La Papauté ne consacre pas d’encyclique à la décolonisation, mais le pape Pie XII lance un message très clair à Noël 1955 : « Qu’une liberté juste et progressive ne soit pas refusée à ces peuples et qu’on n’y mette pas d’obstacle ». Face à la guerre et à l’indépendance, hésitations et divisions affleurent. Mais les Pères Blancs, dans l’embarras, laissent à la hiérarchie le soin de faire connaitre sa position. La division traverse les catholiques en Algérie comme en métropole. Certes dans le Monde de 1964, Mgr Duval affirme : « En Algérie, l’Église n’a pas choisi d’être étrangère mais algérienne ». Qu’en est-il advenu de cette aspiration à l’enracinement ? Les évolutions des gouvernements algériens successifs, en particulier avec la Charte de 1976 et la réaffirmation de l’islamisation du pays, ont signé la fin de certaines espérances, après l’orientation socialiste des débuts et la rupture brutale avec le passé colonial. Cela s’est poursuivi en 2006 avec l’interdiction du prosélytisme religieux, visant d’ailleurs les mouvements évangélistes protestants, autre obstacle pour la propagation du catholicisme. Alors « L’Église catholique en Algérie est-elle devenue l’Église de l’enfouissement ? » L’Église catholique va-t-elle borner son activité à la gestion des bibliothèques religieuses  ouvertes aux chercheurs et à offrir des lieux de culte aux expatriés : Polonais des chantiers navals de Mers El Kébir, coopérants français, étudiants d’Afrique sub-saharienne et quelques Algériens convertis : 15 personnes dans l’église du Saint-Esprit à Oran en 1990. Qu’y fera le lancement d’une revue Pax et Concordia par l’évêché d’Alger ?
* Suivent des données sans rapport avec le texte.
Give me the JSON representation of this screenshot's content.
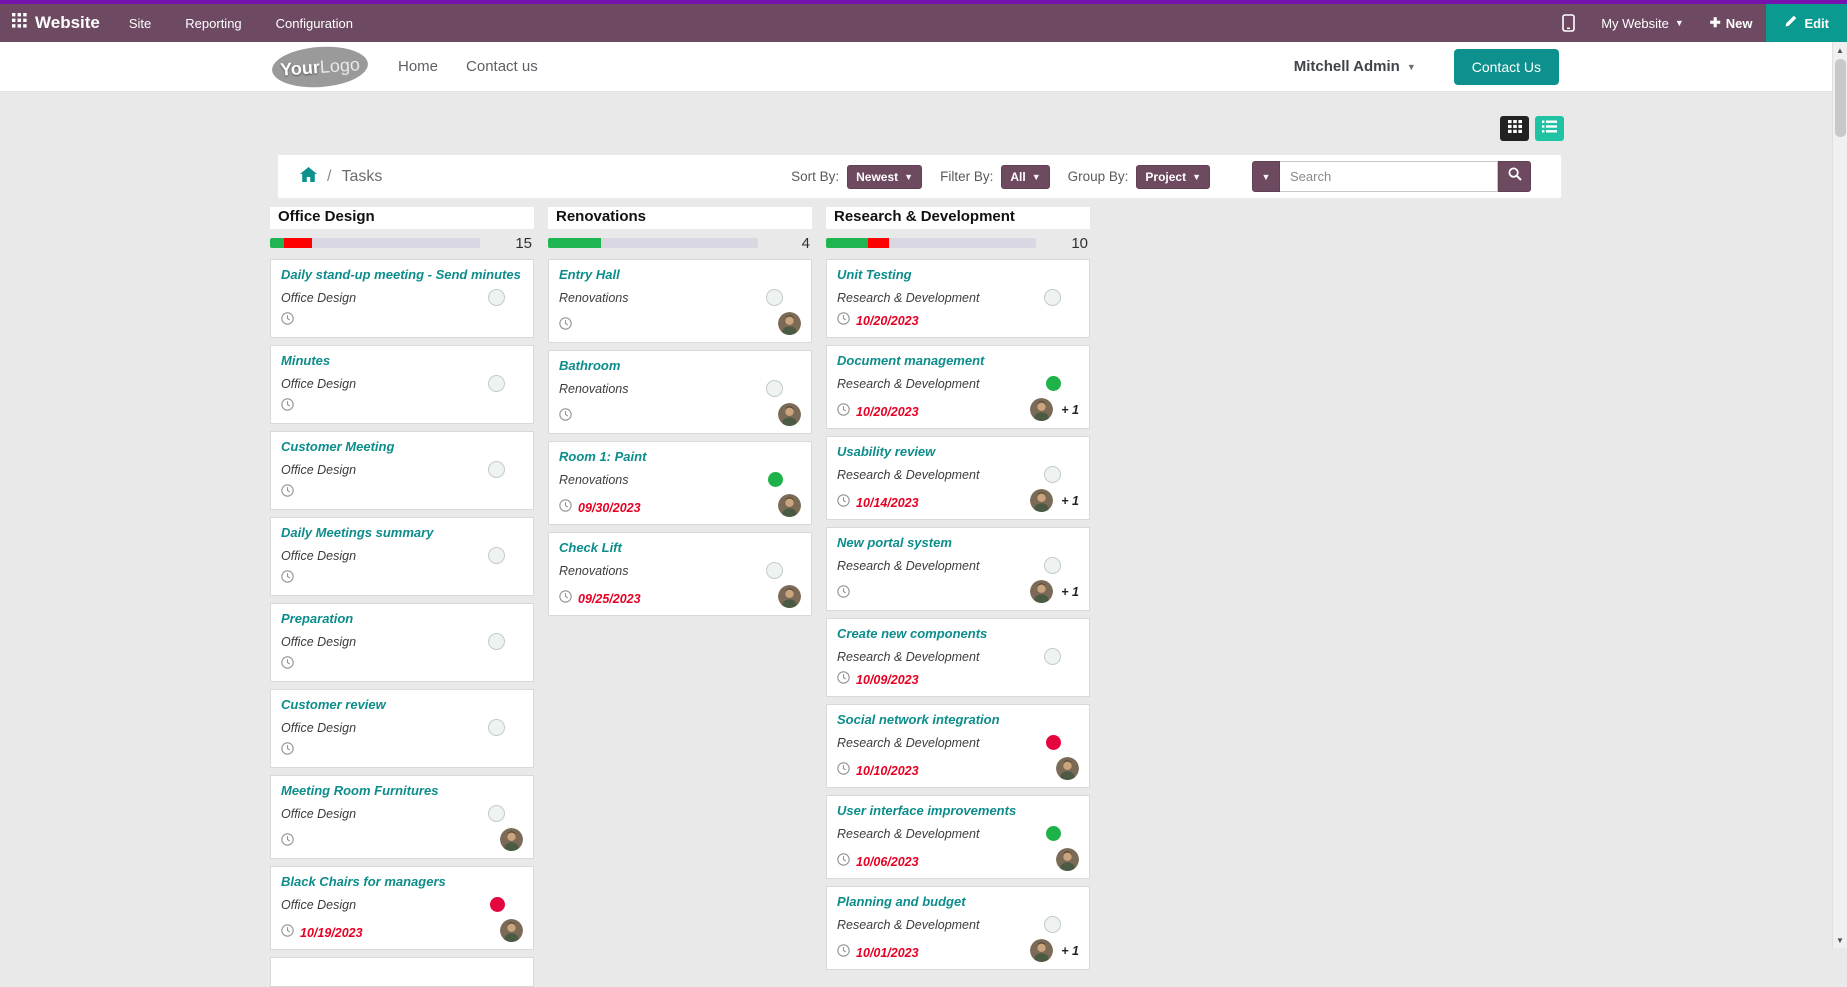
{
  "colors": {
    "accent_teal": "#0e918e",
    "brand_purple": "#6e4a62",
    "top_stripe": "#7612ad",
    "button_purple": "#6d4a5f",
    "status_green": "#20b24a",
    "status_red": "#e4063f",
    "progress_green": "#1fb551",
    "progress_red": "#fe0000",
    "date_red": "#e60023",
    "card_title_teal": "#0c8d8b",
    "list_toggle_teal": "#1fc3a3"
  },
  "topbar": {
    "brand": "Website",
    "menus": [
      "Site",
      "Reporting",
      "Configuration"
    ],
    "my_website": "My Website",
    "new_label": "New",
    "edit_label": "Edit"
  },
  "site_header": {
    "logo_part1": "Your",
    "logo_part2": "Logo",
    "nav": [
      "Home",
      "Contact us"
    ],
    "user_name": "Mitchell Admin",
    "contact_button": "Contact Us"
  },
  "toolbar": {
    "breadcrumb_current": "Tasks",
    "sort_by_label": "Sort By:",
    "sort_by_value": "Newest",
    "filter_by_label": "Filter By:",
    "filter_by_value": "All",
    "group_by_label": "Group By:",
    "group_by_value": "Project",
    "search_placeholder": "Search"
  },
  "board": {
    "columns": [
      {
        "name": "Office Design",
        "count": "15",
        "progress": {
          "green_pct": 6.7,
          "red_pct": 13.3
        },
        "cards": [
          {
            "title": "Daily stand-up meeting - Send minutes",
            "project": "Office Design",
            "status": "none",
            "clock": true
          },
          {
            "title": "Minutes",
            "project": "Office Design",
            "status": "none",
            "clock": true
          },
          {
            "title": "Customer Meeting",
            "project": "Office Design",
            "status": "none",
            "clock": true
          },
          {
            "title": "Daily Meetings summary",
            "project": "Office Design",
            "status": "none",
            "clock": true
          },
          {
            "title": "Preparation",
            "project": "Office Design",
            "status": "none",
            "clock": true
          },
          {
            "title": "Customer review",
            "project": "Office Design",
            "status": "none",
            "clock": true
          },
          {
            "title": "Meeting Room Furnitures",
            "project": "Office Design",
            "status": "none",
            "clock": true,
            "avatar": true
          },
          {
            "title": "Black Chairs for managers",
            "project": "Office Design",
            "status": "red",
            "clock": true,
            "date": "10/19/2023",
            "avatar": true
          },
          {
            "partial": true
          }
        ]
      },
      {
        "name": "Renovations",
        "count": "4",
        "progress": {
          "green_pct": 25,
          "red_pct": 0
        },
        "cards": [
          {
            "title": "Entry Hall",
            "project": "Renovations",
            "status": "none",
            "clock": true,
            "avatar": true
          },
          {
            "title": "Bathroom",
            "project": "Renovations",
            "status": "none",
            "clock": true,
            "avatar": true
          },
          {
            "title": "Room 1: Paint",
            "project": "Renovations",
            "status": "green",
            "clock": true,
            "date": "09/30/2023",
            "avatar": true
          },
          {
            "title": "Check Lift",
            "project": "Renovations",
            "status": "none",
            "clock": true,
            "date": "09/25/2023",
            "avatar": true
          }
        ]
      },
      {
        "name": "Research & Development",
        "count": "10",
        "progress": {
          "green_pct": 20,
          "red_pct": 10
        },
        "cards": [
          {
            "title": "Unit Testing",
            "project": "Research & Development",
            "status": "none",
            "clock": true,
            "date": "10/20/2023"
          },
          {
            "title": "Document management",
            "project": "Research & Development",
            "status": "green",
            "clock": true,
            "date": "10/20/2023",
            "avatar": true,
            "plus": "+ 1"
          },
          {
            "title": "Usability review",
            "project": "Research & Development",
            "status": "none",
            "clock": true,
            "date": "10/14/2023",
            "avatar": true,
            "plus": "+ 1"
          },
          {
            "title": "New portal system",
            "project": "Research & Development",
            "status": "none",
            "clock": true,
            "avatar": true,
            "plus": "+ 1"
          },
          {
            "title": "Create new components",
            "project": "Research & Development",
            "status": "none",
            "clock": true,
            "date": "10/09/2023"
          },
          {
            "title": "Social network integration",
            "project": "Research & Development",
            "status": "red",
            "clock": true,
            "date": "10/10/2023",
            "avatar": true
          },
          {
            "title": "User interface improvements",
            "project": "Research & Development",
            "status": "green",
            "clock": true,
            "date": "10/06/2023",
            "avatar": true
          },
          {
            "title": "Planning and budget",
            "project": "Research & Development",
            "status": "none",
            "clock": true,
            "date": "10/01/2023",
            "avatar": true,
            "plus": "+ 1"
          }
        ]
      }
    ]
  }
}
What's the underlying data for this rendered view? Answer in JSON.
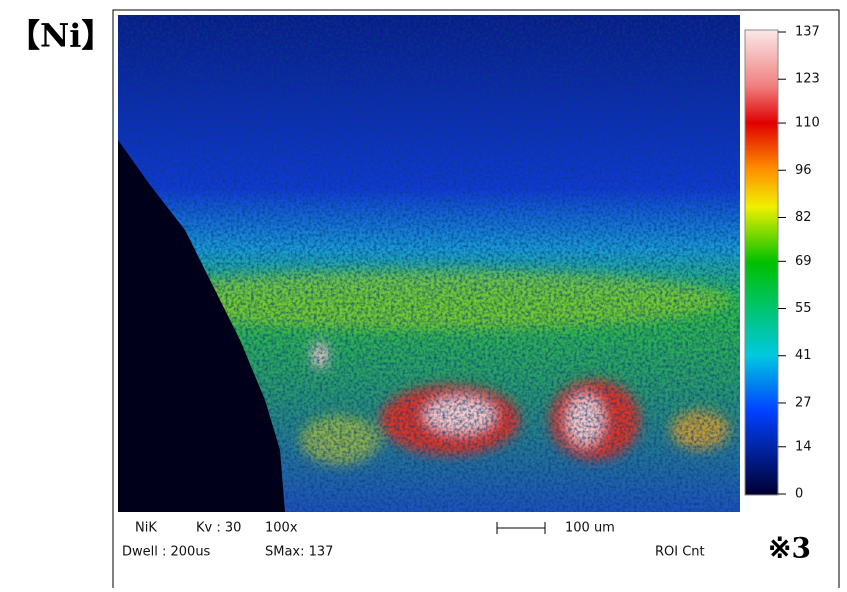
{
  "label": "【Ni】",
  "colorbar": {
    "ticks": [
      0,
      14,
      27,
      41,
      55,
      69,
      82,
      96,
      110,
      123,
      137
    ]
  },
  "info": {
    "element": "NiK",
    "kv": "Kv : 30",
    "magnification": "100x",
    "dwell": "Dwell : 200us",
    "smax": "SMax: 137",
    "scale": "100 um",
    "roi": "ROI Cnt"
  },
  "note": "※3"
}
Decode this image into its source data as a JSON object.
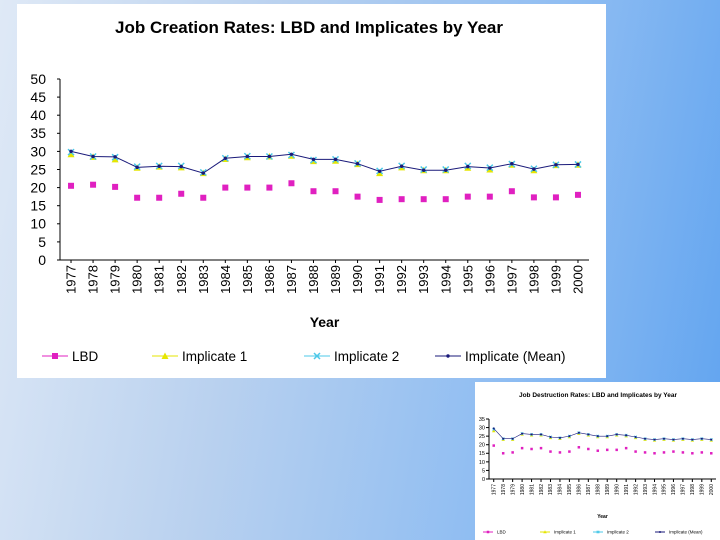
{
  "chart_data": [
    {
      "type": "line",
      "title": "Job Creation Rates: LBD and Implicates by Year",
      "xlabel": "Year",
      "ylabel": "",
      "ylim": [
        0,
        50
      ],
      "yticks": [
        0,
        5,
        10,
        15,
        20,
        25,
        30,
        35,
        40,
        45,
        50
      ],
      "categories": [
        "1977",
        "1978",
        "1979",
        "1980",
        "1981",
        "1982",
        "1983",
        "1984",
        "1985",
        "1986",
        "1987",
        "1988",
        "1989",
        "1990",
        "1991",
        "1992",
        "1993",
        "1994",
        "1995",
        "1996",
        "1997",
        "1998",
        "1999",
        "2000"
      ],
      "grid": false,
      "legend": "bottom",
      "series": [
        {
          "name": "LBD",
          "color": "#e020c0",
          "marker": "square",
          "line": false,
          "values": [
            20.5,
            20.8,
            20.2,
            17.2,
            17.2,
            18.3,
            17.2,
            20.0,
            20.0,
            20.0,
            21.2,
            19.0,
            19.0,
            17.5,
            16.6,
            16.8,
            16.8,
            16.8,
            17.5,
            17.5,
            19.0,
            17.3,
            17.3,
            18.0
          ]
        },
        {
          "name": "Implicate 1",
          "color": "#e6e600",
          "marker": "triangle",
          "line": false,
          "values": [
            29.2,
            28.5,
            27.8,
            25.5,
            25.8,
            25.6,
            24.0,
            27.9,
            28.4,
            28.6,
            28.8,
            27.3,
            27.4,
            26.5,
            24.0,
            25.6,
            24.8,
            24.8,
            25.5,
            25.0,
            26.3,
            24.8,
            26.2,
            26.3
          ]
        },
        {
          "name": "Implicate 2",
          "color": "#4cc8e8",
          "marker": "x",
          "line": false,
          "values": [
            29.8,
            28.6,
            28.4,
            25.8,
            26.0,
            26.0,
            24.2,
            28.1,
            28.7,
            28.6,
            29.0,
            27.6,
            27.8,
            26.7,
            24.6,
            26.0,
            25.0,
            25.0,
            26.0,
            25.5,
            26.5,
            25.2,
            26.3,
            26.4
          ]
        },
        {
          "name": "Implicate (Mean)",
          "color": "#1a1a7a",
          "marker": "dot",
          "line": true,
          "values": [
            30.0,
            28.6,
            28.5,
            25.6,
            25.9,
            25.8,
            24.0,
            28.1,
            28.6,
            28.6,
            29.2,
            27.8,
            27.8,
            26.6,
            24.5,
            25.9,
            24.8,
            24.8,
            25.8,
            25.4,
            26.6,
            25.1,
            26.3,
            26.4
          ]
        }
      ]
    },
    {
      "type": "line",
      "title": "Job Destruction Rates: LBD and Implicates by Year",
      "xlabel": "Year",
      "ylabel": "",
      "ylim": [
        0,
        35
      ],
      "yticks": [
        0,
        5,
        10,
        15,
        20,
        25,
        30,
        35
      ],
      "categories": [
        "1977",
        "1978",
        "1979",
        "1980",
        "1981",
        "1982",
        "1983",
        "1984",
        "1985",
        "1986",
        "1987",
        "1988",
        "1989",
        "1990",
        "1991",
        "1992",
        "1993",
        "1994",
        "1995",
        "1996",
        "1997",
        "1998",
        "1999",
        "2000"
      ],
      "grid": false,
      "legend": "bottom",
      "series": [
        {
          "name": "LBD",
          "color": "#e020c0",
          "marker": "square",
          "line": false,
          "values": [
            19.5,
            15.0,
            15.5,
            18.0,
            17.5,
            18.0,
            16.0,
            15.5,
            16.0,
            18.5,
            17.5,
            16.5,
            17.0,
            17.0,
            18.0,
            16.0,
            15.5,
            15.0,
            15.5,
            16.0,
            15.5,
            15.0,
            15.5,
            15.0
          ]
        },
        {
          "name": "Implicate 1",
          "color": "#e6e600",
          "marker": "triangle",
          "line": false,
          "values": [
            28.0,
            23.0,
            23.0,
            26.0,
            25.5,
            25.5,
            24.0,
            23.5,
            24.5,
            26.5,
            25.5,
            24.5,
            24.5,
            25.5,
            25.0,
            24.0,
            23.0,
            22.5,
            23.0,
            22.5,
            23.0,
            22.5,
            23.0,
            22.5
          ]
        },
        {
          "name": "Implicate 2",
          "color": "#4cc8e8",
          "marker": "x",
          "line": false,
          "values": [
            29.0,
            23.5,
            23.5,
            26.5,
            26.0,
            26.0,
            24.5,
            24.0,
            25.0,
            27.0,
            26.0,
            25.0,
            25.0,
            26.0,
            25.5,
            24.5,
            23.5,
            23.0,
            23.5,
            23.0,
            23.5,
            23.0,
            23.5,
            23.0
          ]
        },
        {
          "name": "Implicate (Mean)",
          "color": "#1a1a7a",
          "marker": "dot",
          "line": true,
          "values": [
            29.5,
            23.5,
            23.5,
            26.5,
            26.0,
            26.0,
            24.5,
            24.0,
            25.0,
            27.0,
            26.0,
            25.0,
            25.0,
            26.0,
            25.5,
            24.5,
            23.5,
            23.0,
            23.5,
            23.0,
            23.5,
            23.0,
            23.5,
            23.0
          ]
        }
      ]
    }
  ]
}
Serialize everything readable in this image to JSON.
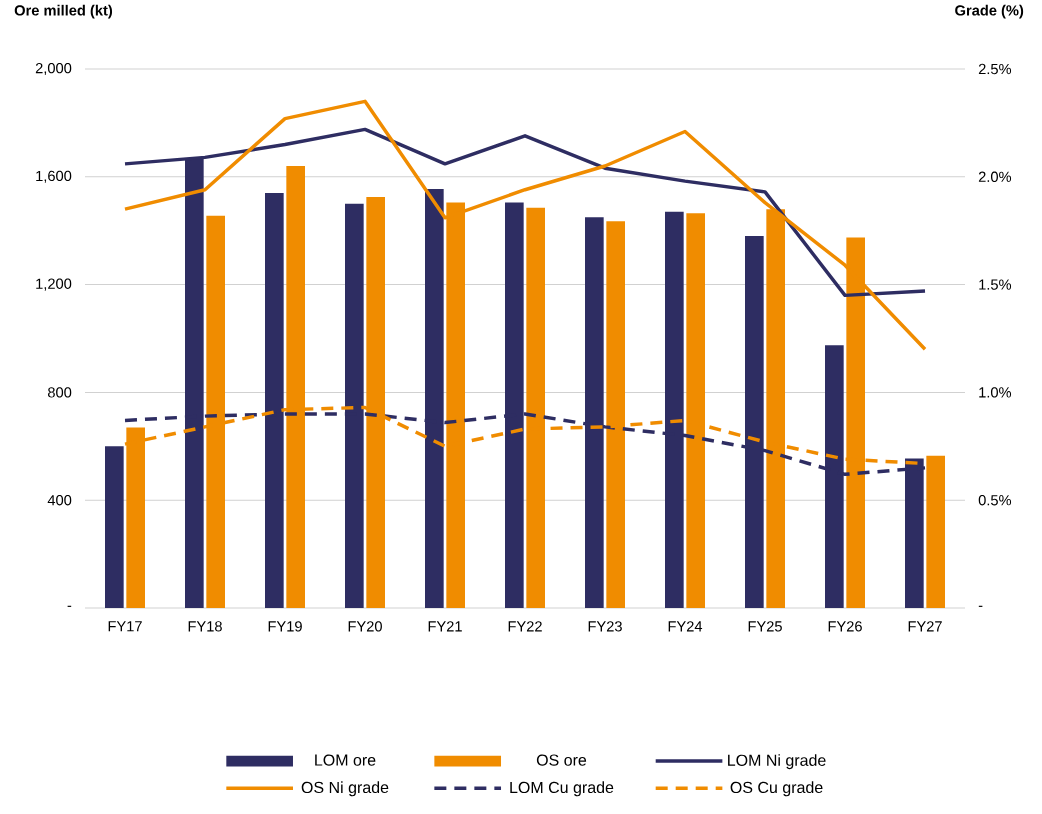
{
  "chart_data": {
    "type": "bar",
    "ylabel": "Ore milled (kt)",
    "y2label": "Grade (%)",
    "categories": [
      "FY17",
      "FY18",
      "FY19",
      "FY20",
      "FY21",
      "FY22",
      "FY23",
      "FY24",
      "FY25",
      "FY26",
      "FY27"
    ],
    "series": [
      {
        "name": "LOM ore",
        "color": "#2e2d62",
        "values": [
          600,
          1670,
          1540,
          1500,
          1555,
          1505,
          1450,
          1470,
          1380,
          975,
          555
        ]
      },
      {
        "name": "OS ore",
        "color": "#f08c00",
        "values": [
          670,
          1455,
          1640,
          1525,
          1505,
          1485,
          1435,
          1465,
          1480,
          1375,
          565
        ]
      },
      {
        "name": "LOM Ni grade",
        "type": "line",
        "axis": "y2",
        "line_style": "solid",
        "color": "#2e2d62",
        "values": [
          2.06,
          2.09,
          2.15,
          2.22,
          2.06,
          2.19,
          2.04,
          1.98,
          1.93,
          1.45,
          1.47
        ]
      },
      {
        "name": "OS Ni grade",
        "type": "line",
        "axis": "y2",
        "line_style": "solid",
        "color": "#f08c00",
        "values": [
          1.85,
          1.94,
          2.27,
          2.35,
          1.81,
          1.94,
          2.05,
          2.21,
          1.88,
          1.59,
          1.2
        ]
      },
      {
        "name": "LOM Cu grade",
        "type": "line",
        "axis": "y2",
        "line_style": "dashed",
        "color": "#2e2d62",
        "values": [
          0.87,
          0.89,
          0.9,
          0.9,
          0.86,
          0.9,
          0.84,
          0.8,
          0.73,
          0.62,
          0.65
        ]
      },
      {
        "name": "OS Cu grade",
        "type": "line",
        "axis": "y2",
        "line_style": "dashed",
        "color": "#f08c00",
        "values": [
          0.76,
          0.84,
          0.92,
          0.93,
          0.75,
          0.83,
          0.84,
          0.87,
          0.77,
          0.69,
          0.67
        ]
      }
    ],
    "ylim": [
      0,
      2000
    ],
    "yticks": [
      {
        "value": 0,
        "label": "-"
      },
      {
        "value": 400,
        "label": "400"
      },
      {
        "value": 800,
        "label": "800"
      },
      {
        "value": 1200,
        "label": "1,200"
      },
      {
        "value": 1600,
        "label": "1,600"
      },
      {
        "value": 2000,
        "label": "2,000"
      }
    ],
    "y2lim": [
      0,
      2.5
    ],
    "y2ticks": [
      {
        "value": 0,
        "label": "-"
      },
      {
        "value": 0.5,
        "label": "0.5%"
      },
      {
        "value": 1.0,
        "label": "1.0%"
      },
      {
        "value": 1.5,
        "label": "1.5%"
      },
      {
        "value": 2.0,
        "label": "2.0%"
      },
      {
        "value": 2.5,
        "label": "2.5%"
      }
    ],
    "grid": "y",
    "legend": "bottom"
  }
}
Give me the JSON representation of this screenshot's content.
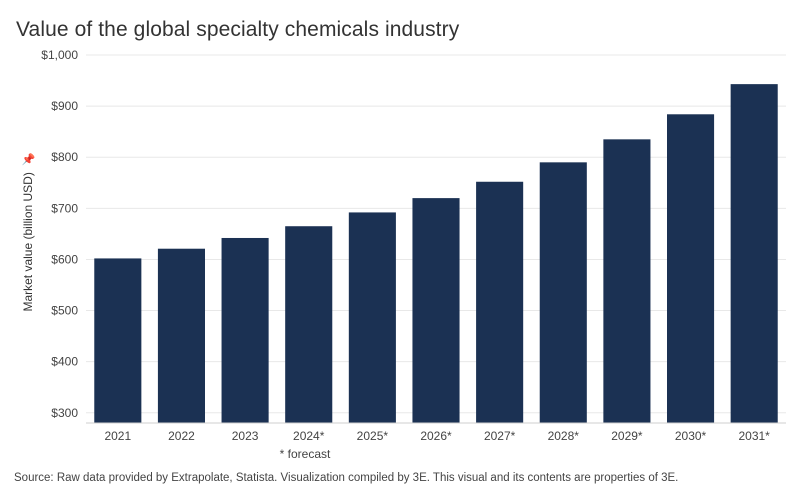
{
  "title": "Value of the global specialty chemicals industry",
  "note": "* forecast",
  "source": "Source: Raw data provided by Extrapolate, Statista. Visualization compiled by 3E. This visual and its contents are properties of 3E.",
  "pin_icon": "pin-icon",
  "colors": {
    "bar": "#1b3153",
    "grid": "#e8e8e8",
    "text": "#444444"
  },
  "chart_data": {
    "type": "bar",
    "title": "Value of the global specialty chemicals industry",
    "xlabel": "",
    "ylabel": "Market value (billion USD)",
    "categories": [
      "2021",
      "2022",
      "2023",
      "2024*",
      "2025*",
      "2026*",
      "2027*",
      "2028*",
      "2029*",
      "2030*",
      "2031*"
    ],
    "values": [
      602,
      621,
      642,
      665,
      692,
      720,
      752,
      790,
      835,
      884,
      943
    ],
    "ylim": [
      280,
      1000
    ],
    "yticks": [
      300,
      400,
      500,
      600,
      700,
      800,
      900,
      1000
    ],
    "ytick_labels": [
      "$300",
      "$400",
      "$500",
      "$600",
      "$700",
      "$800",
      "$900",
      "$1,000"
    ],
    "grid": true,
    "legend": "none"
  }
}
 Bien documenté, s’appuyant sur des archives retrouvées à Lyon ou Aix-en-Provence, ce monument d’érudition ne doit pas décourager le lecteur. On peut regretter que dans la bibliographie ne soient pas mentionnés « Les Souvenirs d’un voyage en Algérie en 1841 » de Louis Veuillot : il était alors le secrétaire du général Bugeaud et, en pleine utopie, rêvait de convertir tous les musulmans ! (in Ch XII). Une telle somme était nécessaire car les études, sur le sujet, étaient fragmentaires et éparpillées. Elle est servie par une présentation très claire. La fluidité du style, la multiplication des exemples en rendent agréable la lecture. Laissons à l’auteur sa conclusion : « L’histoire du christianisme se poursuit en Algérie ».